Monday, October 22, 2012

What Happens When Eleanor Tries to Get Her Hair Cut


After about two months of split ends, of using up almost entire bottles of conditioner just to comb through my hair and saying to myself every other day, “I really need to get a trim…” I finally decided to risk it and seek out a hairdresser.

First, I went to a woman on my street, hesitantly stopping by the door and yanking on it, only to find it locked. Embarrassed, I checked to see if the shop was actually open. It was, and she came to the door to let me in (oh Quiteños and their excessive security). I asked her how much a haircut costs, what her hours were and then, the big question, “Can you cut hair like mine?” She looked at me for a moment, her face twisting into the expression you make when you’re about to tell a lie and said, “Oh yeah, sure, they teach us how to cut all sorts of hair... shouldn't be a problem, I think.” I narrowed my eyes, thanked her, accepted her card and crossed her off my list.

Next, I waited a few days, keeping my eyes peeled for peluquerías (they are everywhere) and trying to guess who might be able to help me. There are two across the street from the bus stop where I wait for my internship everyday, so I walked over to them this morning. I went to one, but it was closed, so stopped in at the other. It was like an empty discoteca, with music pounding on speakers out the door and two women sitting and doing their nails. I asked if they had any free time and then, again, probed to see if they could cut my hair. The two women, with their straightened, damaged hair insisted, shouting over the music, that they’d have to straighten it first. I crossed that one off my list.

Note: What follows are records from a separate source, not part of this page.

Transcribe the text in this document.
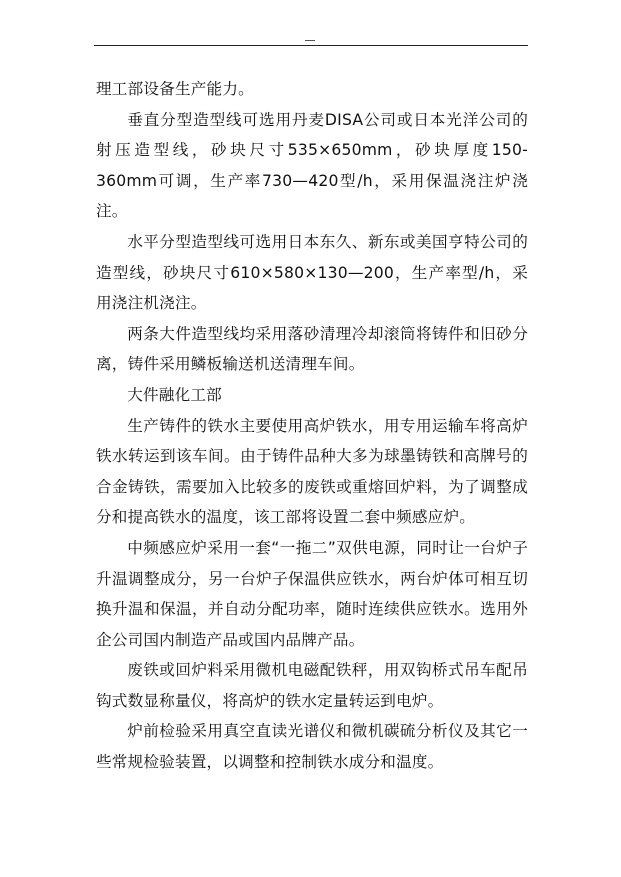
理工部设备生产能力。

垂直分型造型线可选用丹麦DISA公司或日本光洋公司的射压造型线，砂块尺寸535×650mm，砂块厚度150-360mm可调，生产率730—420型/h，采用保温浇注炉浇注。

水平分型造型线可选用日本东久、新东或美国亨特公司的造型线，砂块尺寸610×580×130—200，生产率型/h，采用浇注机浇注。

两条大件造型线均采用落砂清理冷却滚筒将铸件和旧砂分离，铸件采用鳞板输送机送清理车间。

大件融化工部

生产铸件的铁水主要使用高炉铁水，用专用运输车将高炉铁水转运到该车间。由于铸件品种大多为球墨铸铁和高牌号的合金铸铁，需要加入比较多的废铁或重熔回炉料，为了调整成分和提高铁水的温度，该工部将设置二套中频感应炉。

中频感应炉采用一套“一拖二”双供电源，同时让一台炉子升温调整成分，另一台炉子保温供应铁水，两台炉体可相互切换升温和保温，并自动分配功率，随时连续供应铁水。选用外企公司国内制造产品或国内品牌产品。

废铁或回炉料采用微机电磁配铁秤，用双钩桥式吊车配吊钩式数显称量仪，将高炉的铁水定量转运到电炉。

炉前检验采用真空直读光谱仪和微机碳硫分析仪及其它一些常规检验装置，以调整和控制铁水成分和温度。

So I walked over a street to another peluquería and went through the same questions. This time, the man insisted that he could cut it. Relief flooded over me as I sank into the swivel chair – finally goodbye to my split ends! But then he pulled out a razor. A RAZOR. Folks, nobody can cut my hair with a razor. I hightailed it out of there, grabbing my bag, thanking him and taking off.

Feeling dejected and now paranoid of razors, but still determined, I stopped at a peluquería a few doors down. We didn’t even get as far as razors because I walked in, smiled and asked if they could please cut my hair and their eyes widened and they started ushering me out the door saying, “No, no, no, we can’t cut crazy hair here…”

Dejected and tired, I went back to the first place that’d been closed, the only place with an afroecuadorian hairdresser. He and I chatted a bit – yes, I only wanted a little off, no, you have to cut my hair wet, and yes, you must use scissors and he told me that I’d need to go somewhere else. He handed me the card of a place called “Cepillo Loco” (Crazy brush, fittingly) and gave me directions.

I walked off in search of the Crazy Brush, knowing it was my last hope and wondering what the hell is wrong with all the hairdressers in Quito. Eventually I grabbed a taxi and, on telling the driver the directions, starting having a wonderful rant-sess about the difficulties of having afro hair (he’s afro too). He dropped me off in front of Crazy Brush, wished me the best, and I walked to face my final hope.

The women at Crazy Brush listened to what I wanted and had a good laugh at my stories of the terror my hair had caused at numerous peluquerías this morning. They washed my hair, cut it and I was in and out in less than 10 minutes, easy peasy. No more split ends, no uneven cut lines, no straightened hair, no chemicals, and no razors. EXITO!

All in all, the whole endeavor only took me about 4 hours…well done, Quito.